Open adressing hash tables are a way to use arrays as your system for storing data. You use a hash function that hashes you key to some value. This method is deterministic, thus it works the same exact way every single time. This function will return you an index in the array to store this value. Now... there is a probibility that there will be another value already in that perticular slot. If this is the case you will step down to the next array index and check if it's filled... if it's not you'll put that value there. If it is, you'll continue this process until you find an empyt slot. Because this is a repeatable process you'll be doing the same thing with you search method to find a hash value, and with your delete function that removes a key/value. Now the one caviot to this is that when you delete a key.. you need to give it a new value that's not the same "none" that the search is looking for, because it might get a hash pointing to that location for a value that does not exits there, but it exists in another part of the table, but you messed up the walking process down the table because of this delet, so you set a different flag on said deleted value that tells the search hey... you need to skip over me.. I'm not the value you are looking for. This does not break the search, because if the key that it's actually looking for is the one you deleted it will hit a point in the table where there is an actual none, or the table is ended. Now this new flag you put in for a deleted key has that effect on search, but not on insert. Insert know that it can save something there.

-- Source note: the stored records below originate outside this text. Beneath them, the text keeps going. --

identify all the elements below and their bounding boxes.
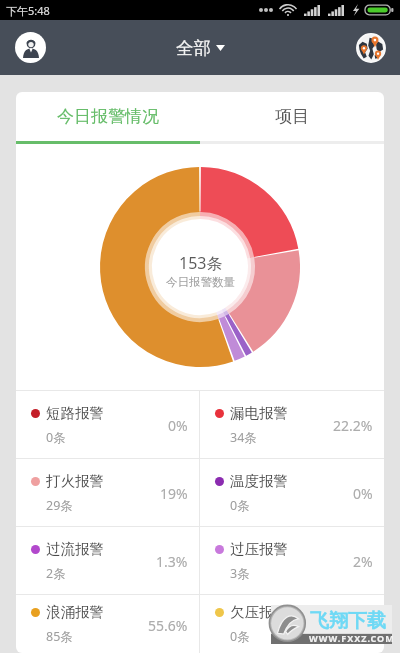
staticText: 下午5:48: [6, 3, 50, 18]
staticText: 全部: [176, 37, 211, 59]
staticText: 0条: [46, 429, 66, 446]
staticText: 0%: [353, 616, 373, 635]
staticText: 过压报警: [230, 540, 288, 558]
button[interactable]: 过流报警: [16, 527, 199, 594]
button[interactable]: 欠压报警: [200, 595, 384, 653]
staticText: 19%: [160, 484, 188, 503]
staticText: 1.3%: [156, 552, 188, 571]
staticText: 22.2%: [333, 416, 373, 435]
button[interactable]: 浪涌报警: [16, 595, 199, 653]
staticText: 今日报警情况: [57, 106, 159, 127]
staticText: 过流报警: [46, 540, 104, 558]
button[interactable]: 打火报警: [16, 459, 199, 526]
staticText: 85条: [46, 628, 73, 645]
staticText: 55.6%: [148, 616, 188, 635]
button[interactable]: 项目: [200, 92, 384, 141]
staticText: 飞翔下载: [310, 609, 386, 633]
button[interactable]: 短路报警: [16, 391, 199, 458]
staticText: 漏电报警: [230, 404, 288, 422]
staticText: 0条: [230, 628, 250, 645]
staticText: 浪涌报警: [46, 603, 104, 621]
staticText: 欠压报警: [230, 603, 288, 621]
button[interactable]: Map: [355, 32, 387, 64]
staticText: WWW.FXXZ.COM: [309, 632, 395, 644]
button[interactable]: 过压报警: [200, 527, 384, 594]
staticText: 短路报警: [46, 404, 104, 422]
staticText: 153条: [179, 252, 223, 274]
staticText: 2条: [46, 565, 66, 582]
staticText: 0%: [353, 484, 373, 503]
button[interactable]: 漏电报警: [200, 391, 384, 458]
button[interactable]: 温度报警: [200, 459, 384, 526]
staticText: 打火报警: [46, 472, 104, 490]
staticText: 0%: [168, 416, 188, 435]
staticText: 项目: [275, 106, 309, 127]
staticText: 0条: [230, 497, 250, 514]
button[interactable]: Profile: [15, 32, 46, 63]
staticText: 今日报警数量: [166, 275, 235, 289]
staticText: 温度报警: [230, 472, 288, 490]
button[interactable]: 今日报警情况: [16, 92, 200, 141]
staticText: 34条: [230, 429, 257, 446]
button[interactable]: 全部: [176, 37, 225, 59]
staticText: 3条: [230, 565, 250, 582]
staticText: 29条: [46, 497, 73, 514]
staticText: 2%: [353, 552, 373, 571]
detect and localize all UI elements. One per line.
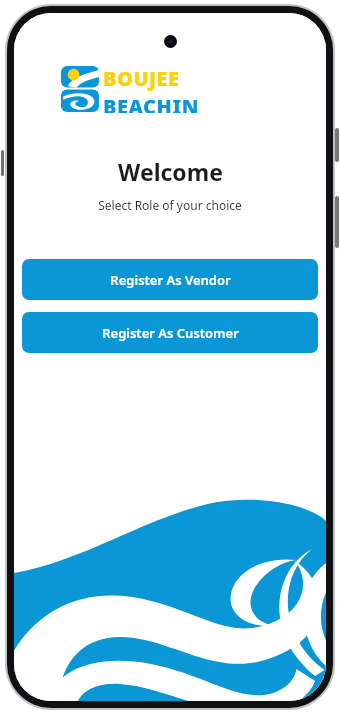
button[interactable]: Register As Vendor — [22, 259, 318, 300]
staticText: Register As Vendor — [110, 271, 231, 289]
staticText: BEACHIN — [103, 93, 199, 113]
staticText: Select Role of your choice — [98, 197, 242, 213]
staticText: BOUJEE — [103, 65, 180, 92]
button[interactable]: Register As Customer — [22, 312, 318, 353]
staticText: Welcome — [118, 156, 223, 187]
staticText: Register As Customer — [102, 324, 239, 342]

There is one important thing to note about open table adressing.. with the above implementation you can get into a situation where there are lots of clusters of data in this hash table, so you end up do long walks to find open keys or searching, thus it ends up being pretty ineffecent. So there's a way around that. It's called Double hashing I need to look into it more to understand it better, but it apparently solves this to some degree. The above method I described is called Linear Probing, because you are stepping linearly to find open slots in the table.

Linked List hash tables

These are very similar to the above system I described, but when you get colissions in the hash table you start adding nodes to a linked list insted of finding open slots in the array.


In [ ]: